Arrange and Bake: Arrange the slices on the prepared baking sheets in a single layer.
Cook until Crisp: Bake for 20-30 minutes, turning the slices halfway through.
⏳ Crucial Tip: Watch them closely! Root vegetables have natural sugars and can go from crispy to burnt very quickly. Start checking after 15 minutes. Remove any slices that are golden brown and crispy before the others.
Cool and Serve: Once all the crisps are baked and crispy, remove them from the oven. Let them cool completely on the baking sheet or a wire rack—they will continue to crisp up as they cool. Serve and enjoy!
You can use the same general baking method for other vegetables, though cooking times and prep may vary based on water content.
Prep: Wash kale and tear leaves into large pieces, discarding the tough central stems.
Seasoning: Massage the leaves with very little oil (too much makes them soggy) and sprinkle with salt. A popular variation is to add nutritional yeast for a cheesy flavor.
Bake: Bake at a lower temperature, around 150°C (300°F) for about 10-15 minutes, until edges are browning and the leaves are very crisp.

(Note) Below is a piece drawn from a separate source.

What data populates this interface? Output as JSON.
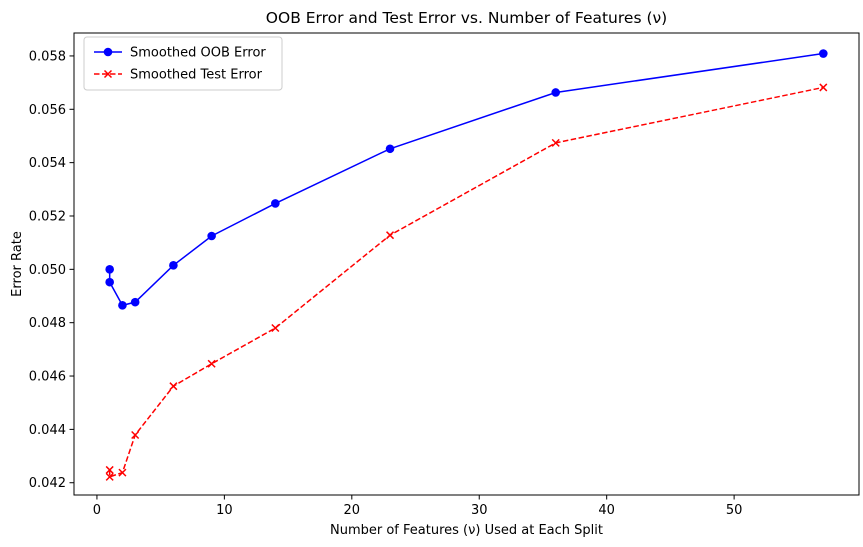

Prep: Slice very thinly. Zucchini has a high water content, so after slicing, lay the pieces on paper towels and sprinkle lightly with salt for 15-20 minutes. This draws out moisture ("sweating"). Pat them very dry before tossing in oil.
Seasoning: Salt, pepper, and a dash of garlic powder or dried oregano work well.
Bake: Bake at 180°C (350°F) for about 20-30 minutes, keeping a close watch.
Variation: Slice parsnips very thinly.
Seasoning: Toss with a mix of olive oil, salt, turmeric, ground coriander, and cumin. Sprinkle with a little garam masala after they are cooked.
Variation: Use thinly sliced celeriac or white potato.
Seasoning: Toss with truffle oil (or just olive oil), sea salt, and a generous amount of freshly ground black pepper.